We might ask, ‘How do the American bandits recruit ‘trust-worthy’ foreign bandits?’  The American bandits need foreign bandits who will have a maximum loyalty to the American bandits and an absolute hatred of ordinary American people.  American banks and governments manufacture this condition by financing foreign bandits.  With this well-publicized support, the foreign bandits proceed to torment the native people to the point of extermination.  Examples of this may be found in Russia, East Europe, China, India, East Timor, Laos, Mexico, Nigeria, Brazil, to name a few.  Where the foreign bandits do not meet the level of barbarism desired by American banks and governments, the American military is sent to bomb the country into a stone-age condition.  And, here we have the examples of Germany, Japan, Vietnam, Iran, Kosovo.  The people who survive this barbarity react in a completely natural way.  They are informed on a daily basis that those who oppress them are supported by American money, American technology, American engineers and American-trained storm troopers.  These people develop a limitless hatred of Americans.  They are thus provoked into acts of terrorism against Americans and American property.  From these acts of terrorism, it is a short step to gaining their participation in any scheme to steal the surpluses accumulated by American cities, counties, states and the Social Security Administration.

If, at any time, any one attempts to uncover this piracy, he will find the effort practically impossible.  All the evidence of the crime will be located in the foreign city, well beyond the reach of American courts.

There are powerful reasons why you should be interested in these surpluses.  Altogether the California state pension funds own stocks and bonds issued by no less than 3000 companies and partnerships world wide.  To this we must add investments in several hundred real estate projects and several dozen foreign and domestic governments.  The retirement checks received by former state workers depend on the profitability of these investments.  This creates a dangerous situation for at least four reasons.

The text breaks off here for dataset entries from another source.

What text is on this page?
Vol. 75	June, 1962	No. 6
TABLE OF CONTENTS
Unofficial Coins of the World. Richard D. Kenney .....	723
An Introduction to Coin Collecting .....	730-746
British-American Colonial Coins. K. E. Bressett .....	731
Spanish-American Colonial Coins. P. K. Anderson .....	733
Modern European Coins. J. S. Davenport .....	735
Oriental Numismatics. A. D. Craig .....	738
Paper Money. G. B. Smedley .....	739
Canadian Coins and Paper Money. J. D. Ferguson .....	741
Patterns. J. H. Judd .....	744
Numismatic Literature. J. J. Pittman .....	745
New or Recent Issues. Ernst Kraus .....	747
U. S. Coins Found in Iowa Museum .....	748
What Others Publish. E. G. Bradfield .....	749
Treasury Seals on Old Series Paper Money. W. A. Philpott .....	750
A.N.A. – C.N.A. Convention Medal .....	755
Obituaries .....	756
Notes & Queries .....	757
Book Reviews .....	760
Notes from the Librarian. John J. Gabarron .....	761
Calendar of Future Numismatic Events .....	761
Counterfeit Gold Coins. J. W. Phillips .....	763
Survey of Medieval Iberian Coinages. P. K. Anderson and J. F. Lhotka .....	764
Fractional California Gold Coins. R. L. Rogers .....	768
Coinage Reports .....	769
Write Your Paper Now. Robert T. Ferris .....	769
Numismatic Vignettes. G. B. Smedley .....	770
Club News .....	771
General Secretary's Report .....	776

One.  In any lawsuit between a privately owned party and a state-owned party, it will be bad news for he who is not owned by the state (county or city).  A judge knows that his pension payments will be impaired if he rules against a company that feeds his pension.  (Judges’ pensions are provided by CalPERS.)

Two.  It is simply not safe to compete with state-owned companies.  If you successfully do so, the state bureaucrats have a reason (to protect their pension checks) and a means (the law) to drive you out of business.  And, too many of them have the conscience to do so.

Three.  If you wish to provide services or products to the state and you bid against state-owned companies, guess who will get the bid?

Four.  If a state-owned company falters, it will have no difficulty persuading legislators to enact a law that requires everyone to purchase the product or service provided by the company.  Some examples are poisonous chemicals disguised as medicine (or sugar), insurance in excessive amounts, smog-control devices, to name a few.  Some of these companies are so public spirited that they will arrange (thru their legislators) that you go to jail, or pay a heavy fine, if you don’t buy their product.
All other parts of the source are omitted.